# Proving a (seemingly simple) inequality [duplicate]

I want to show that for $$p \in (0,1)$$,$$(x +y)^p \leq x^p +y^p$$. I thought of doing this:

Since $$p \in (0,1)$$, then $$\frac{1}{p} \in (1,\infty)$$. I can then raise both sides of the inequality to the $$\frac{1}{p}$$ power:$$((x +y)^p)^{\frac{1}{p}} \leq (x^p +y^p)^{\frac{1}{p}} \leq x + y$$, the last inequality would then follow from Jensen's inequality. It can be shown that $$x^\frac{1}{p}$$ is convex, so Jensen's would apply.

However, I don't think this is right, it is too easy (and I don't think proves anything). The difficulty here that I notice is that $$p \in (0,1)$$, so any argument using convexity won't work.

If anyone has any hints or suggestions, they are most welcomed.

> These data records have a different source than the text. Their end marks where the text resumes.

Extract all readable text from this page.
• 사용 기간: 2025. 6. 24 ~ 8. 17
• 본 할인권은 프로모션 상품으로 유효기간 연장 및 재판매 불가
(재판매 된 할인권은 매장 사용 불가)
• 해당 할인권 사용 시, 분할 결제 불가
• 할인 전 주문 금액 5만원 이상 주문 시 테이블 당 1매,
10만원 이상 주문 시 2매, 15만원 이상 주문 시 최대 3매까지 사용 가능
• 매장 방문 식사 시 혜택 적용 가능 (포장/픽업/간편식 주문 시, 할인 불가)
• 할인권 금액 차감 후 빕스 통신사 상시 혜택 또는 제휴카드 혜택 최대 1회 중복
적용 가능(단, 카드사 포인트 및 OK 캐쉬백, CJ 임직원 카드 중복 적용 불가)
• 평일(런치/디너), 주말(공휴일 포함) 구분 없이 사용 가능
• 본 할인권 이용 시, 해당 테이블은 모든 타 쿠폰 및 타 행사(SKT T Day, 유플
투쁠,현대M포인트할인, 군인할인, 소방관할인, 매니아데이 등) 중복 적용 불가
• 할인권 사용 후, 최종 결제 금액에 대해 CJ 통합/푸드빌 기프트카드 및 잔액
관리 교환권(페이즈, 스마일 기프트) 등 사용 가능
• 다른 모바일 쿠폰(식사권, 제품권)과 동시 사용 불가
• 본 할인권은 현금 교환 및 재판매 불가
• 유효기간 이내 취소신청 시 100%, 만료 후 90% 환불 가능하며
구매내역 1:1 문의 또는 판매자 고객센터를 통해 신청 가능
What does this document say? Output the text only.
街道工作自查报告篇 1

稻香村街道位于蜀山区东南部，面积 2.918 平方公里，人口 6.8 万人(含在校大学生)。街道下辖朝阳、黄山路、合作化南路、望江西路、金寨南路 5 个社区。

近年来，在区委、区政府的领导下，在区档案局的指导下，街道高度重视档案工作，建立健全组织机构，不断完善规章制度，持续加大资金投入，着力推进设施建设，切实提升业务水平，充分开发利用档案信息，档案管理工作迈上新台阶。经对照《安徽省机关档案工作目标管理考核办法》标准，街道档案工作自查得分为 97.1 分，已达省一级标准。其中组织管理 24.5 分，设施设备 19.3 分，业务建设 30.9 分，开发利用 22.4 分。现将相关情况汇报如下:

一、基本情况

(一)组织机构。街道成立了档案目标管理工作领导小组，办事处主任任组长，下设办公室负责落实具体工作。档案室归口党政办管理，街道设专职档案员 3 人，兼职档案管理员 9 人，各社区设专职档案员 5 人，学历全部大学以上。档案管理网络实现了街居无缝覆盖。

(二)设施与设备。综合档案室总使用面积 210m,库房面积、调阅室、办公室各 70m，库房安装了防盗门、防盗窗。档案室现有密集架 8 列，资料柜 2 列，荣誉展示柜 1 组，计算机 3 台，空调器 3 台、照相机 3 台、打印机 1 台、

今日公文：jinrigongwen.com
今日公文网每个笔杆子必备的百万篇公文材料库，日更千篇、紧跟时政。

I suppose your $$x$$ and $$y$$ are non-negative. Show that $$(x+y)^{p}-x^{p}-y^{p}$$ is an decreasing function of $$x$$ (for fixed $$y$$) and it is $$0$$ when $$x=0$$. You cannot use convexity of $$x^{1/p}$$ to prove this.
• $(x+y)^p-x^p-y^p$ is decreasing for $p\in(0,1)$. – cangrejo Feb 8 '19 at 9:09
For any fixed (positive) $$x$$, the two functions $$(x+y)^p$$ and $$x^p+y^p$$ are equal at $$y=0$$, and their $$y$$-derivatives are $$p(x+y)^{p-1}$$ and $$py^{p-1}$$, respectively; it's easy to see that the second expression is always larger than the first expression (since $$p<1$$). Therefore the second function is always larger than the first function for $$y>0$$.